Ab urbe condita

Titus Livius (Livy)

Livy. History of Rome, Volumes 1-2. Roberts, Canon, Rev, translator. London, New York: J. M. Dent and Sons; E. P. Dutton and Co., 1912.

War with the Volscians and Aequi had become now a regular thing of almost annual recurrence, and was looked forward to with apprehension. [*](The Capitol surprised and taken.)A fresh misfortune happened nearer home.

The political refugees and a number of slaves, some 2500 in all, under the leadership of Appius Herdonius the Sabine, seized the Capitol and Citadel by night.

Those who refused to join the conspirators were instantly massacred, others in the confusion rushed in wild terror down to the Forum; various shouts were heard: “To arms!” “The enemy is in the City.” The consuls were afraid either to arm the plebeians or to leave them without arms.

Uncertain as to the nature of the trouble which had overtaken the City, whether it was caused by citizens or by foreigners, whether due to the embittered feelings of the plebs or to the treachery of slaves, they tried to allay the tumult, but their efforts only increased it; in their terrified and distracted state the population could not be controlled.

Arms were, however, distributed, not indiscriminately, but only, as it was an unknown foe, to secure protection sufficient for all emergencies. The rest of the night they spent in posting men in all the convenient situations in the City, while their uncertainty as to the nature and numbers of the enemy kept them in anxious suspense.

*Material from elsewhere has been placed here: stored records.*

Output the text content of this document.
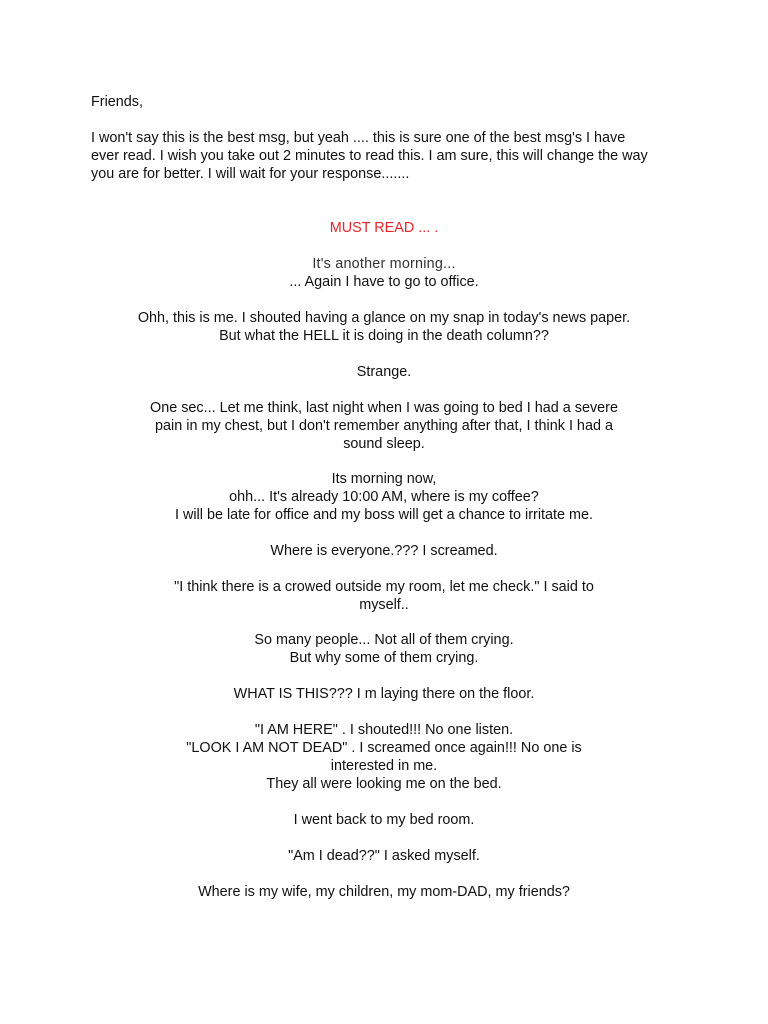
Friends,

I won't say this is the best msg, but yeah .... this is sure one of the best msg's I have
ever read. I wish you take out 2 minutes to read this. I am sure, this will change the way
you are for better. I will wait for your response.......

MUST READ ... .

It's another morning...

... Again I have to go to office.

Ohh, this is me. I shouted having a glance on my snap in today's news paper.
But what the HELL it is doing in the death column??

Strange.

One sec... Let me think, last night when I was going to bed I had a severe
pain in my chest, but I don't remember anything after that, I think I had a
sound sleep.

Its morning now,
ohh... It's already 10:00 AM, where is my coffee?
I will be late for office and my boss will get a chance to irritate me.

Where is everyone.??? I screamed.

"I think there is a crowed outside my room, let me check." I said to
myself..

So many people... Not all of them crying.
But why some of them crying.

WHAT IS THIS??? I m laying there on the floor.

"I AM HERE" . I shouted!!! No one listen.
"LOOK I AM NOT DEAD" . I screamed once again!!! No one is
interested in me.
They all were looking me on the bed.

I went back to my bed room.

"Am I dead??" I asked myself.

Where is my wife, my children, my mom-DAD, my friends?
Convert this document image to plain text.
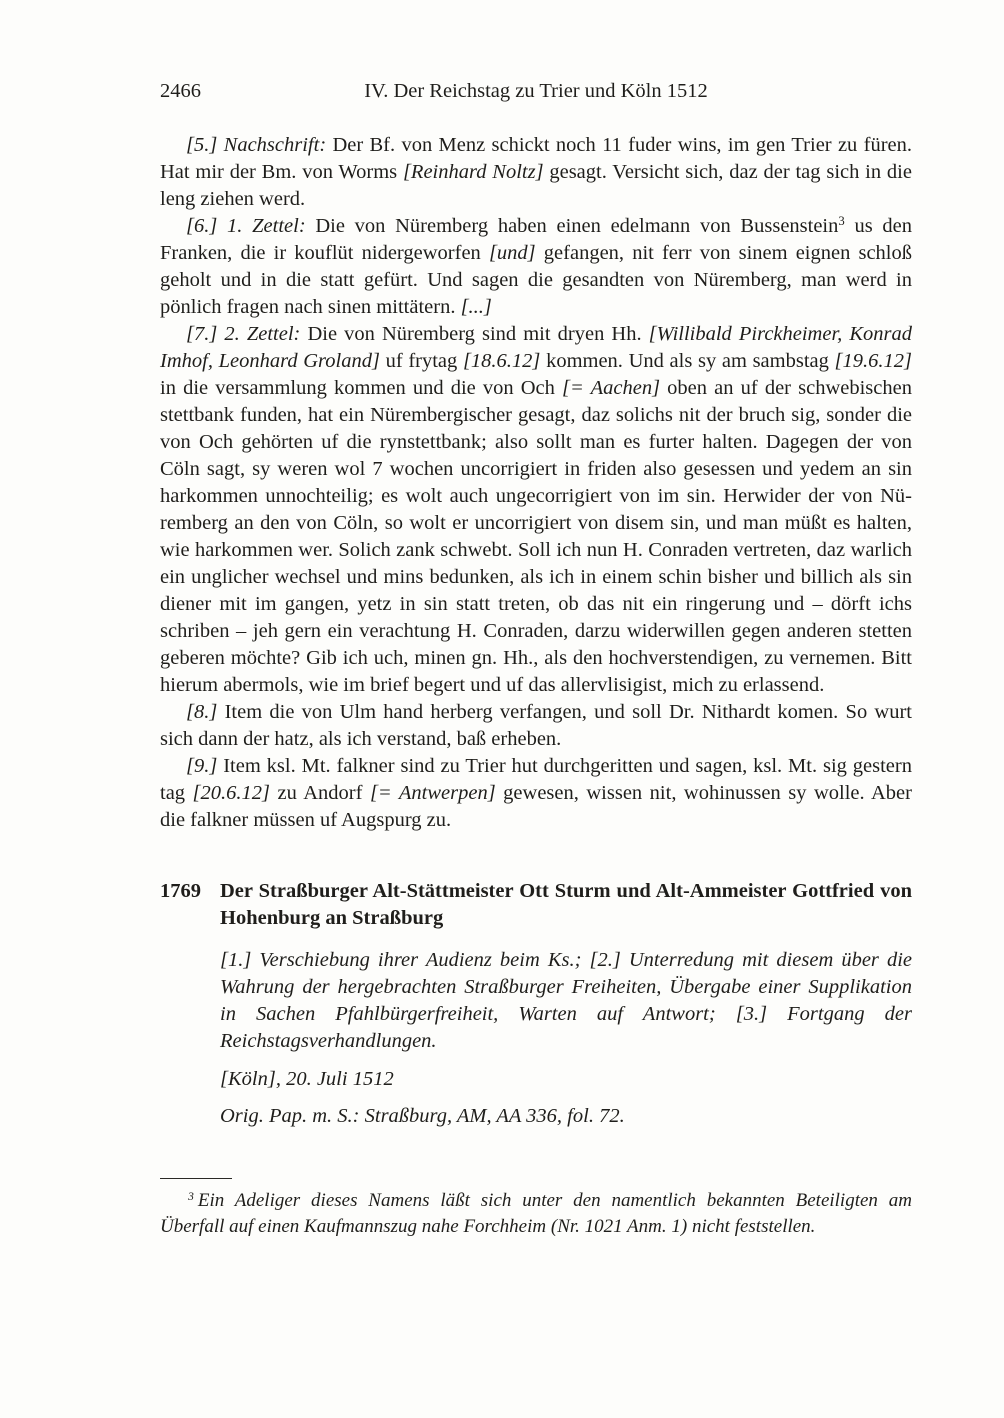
2466	IV. Der Reichstag zu Trier und Köln 1512

[5.] Nachschrift: Der Bf. von Menz schickt noch 11 fuder wins, im gen Trier zu füren. Hat mir der Bm. von Worms [Reinhard Noltz] gesagt. Versicht sich, daz der tag sich in die leng ziehen werd.

[6.] 1. Zettel: Die von Nüremberg haben einen edelmann von Bussenstein$^3$ us den Franken, die ir kouflüt nidergeworfen [und] gefangen, nit ferr von sinem eignen schloß geholt und in die statt gefürt. Und sagen die gesandten von Nüremberg, man werd in pönlich fragen nach sinen mittätern. [...]

[7.] 2. Zettel: Die von Nüremberg sind mit dryen Hh. [Willibald Pirckheimer, Konrad Imhof, Leonhard Groland] uf frytag [18.6.12] kommen. Und als sy am sambstag [19.6.12] in die versammlung kommen und die von Och [= Aachen] oben an uf der schwebischen stettbank funden, hat ein Nürembergischer gesagt, daz solichs nit der bruch sig, sonder die von Och gehörten uf die rynstettbank; also sollt man es furter halten. Dagegen der von Cöln sagt, sy weren wol 7 wochen uncorrigiert in friden also gesessen und yedem an sin harkommen unnochteilig; es wolt auch ungecorrigiert von im sin. Herwider der von Nüremberg an den von Cöln, so wolt er uncorrigiert von disem sin, und man müßt es halten, wie harkommen wer. Solich zank schwebt. Soll ich nun H. Conraden vertreten, daz warlich ein unglicher wechsel und mins bedunken, als ich in einem schin bisher und billich als sin diener mit im gangen, yetz in sin statt treten, ob das nit ein ringerung und – dörft ichs schriben – jeh gern ein verachtung H. Conraden, darzu widerwillen gegen anderen stetten geberen möchte? Gib ich uch, minen gn. Hh., als den hochverstendigen, zu vernemen. Bitt hierum abermols, wie im brief begert und uf das allervlisigist, mich zu erlassend.

[8.] Item die von Ulm hand herberg verfangen, und soll Dr. Nithardt komen. So wurt sich dann der hatz, als ich verstand, baß erheben.

[9.] Item ksl. Mt. falkner sind zu Trier hut durchgeritten und sagen, ksl. Mt. sig gestern tag [20.6.12] zu Andorf [= Antwerpen] gewesen, wissen nit, wohinussen sy wolle. Aber die falkner müssen uf Augspurg zu.

1769 Der Straßburger Alt-Stättmeister Ott Sturm und Alt-Ammeister Gottfried von Hohenburg an Straßburg

[1.] Verschiebung ihrer Audienz beim Ks.; [2.] Unterredung mit diesem über die Wahrung der hergebrachten Straßburger Freiheiten, Übergabe einer Supplikation in Sachen Pfahlbürgerfreiheit, Warten auf Antwort; [3.] Fortgang der Reichstagsverhandlungen.

[Köln], 20. Juli 1512

Orig. Pap. m. S.: Straßburg, AM, AA 336, fol. 72.

$^3$ Ein Adeliger dieses Namens läßt sich unter den namentlich bekannten Beteiligten am Überfall auf einen Kaufmannszug nahe Forchheim (Nr. 1021 Anm. 1) nicht feststellen.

Daylight at length disclosed the enemy and their leader. Appius Herdonius was calling from the Capitol to the slaves to win their liberty, saying that he had espoused the cause of all the wretched in order to restore the exiles who had been wrongfully banished and remove the heavy yoke from the necks of the slaves. He would rather that this be done at the bidding of the Roman people, but if that were hopeless, he would run all risks and rouse the Volscians and Aequi.

The state of affairs became clearer to the senators and consuls. They were, however, apprehensive lest behind these openly declared aims there should be some design of the Veientines or Sabines, and

whilst there was this large hostile force within the City the Etruscan and Sabine legions should appear, and then the Volscians and Aequi, their standing foes, should come, not into their territory to ravage, but into the City itself, already partly captured. Many and various were their fears.

What they most dreaded was a rising of the slaves, when every man would have an enemy in his own house, whom it would be alike unsafe to trust and not to trust, since by withdrawing confidence he might be made a more determined enemy.

Such threatening and overwhelming dangers could only be surmounted by unity and concord, and no fears were felt as to the tribunes or the plebs. That evil was mitigated, for as it only broke out when there was a respite from other evils, it was believed to have subsided now in the dread of foreign aggression. Yet it, more than almost anything else, helped to further depress the fortunes of the sinking State.

For such madness seized the tribunes that they maintained that it was not war but an empty phantom of war which had settled in the Capitol, in order to divert the thoughts of the people from the Law. Those friends, they said, and clients of the patricians would depart more silently than they had come if they found their noisy demonstration frustrated by the passing of the Law.

They then summoned the people to lay aside their arms and form an Assembly for the purpose of carrying the Law. Meantime the consuls, more alarmed at the action of the tribunes than at the nocturnal enemy, convened a meeting of the senate.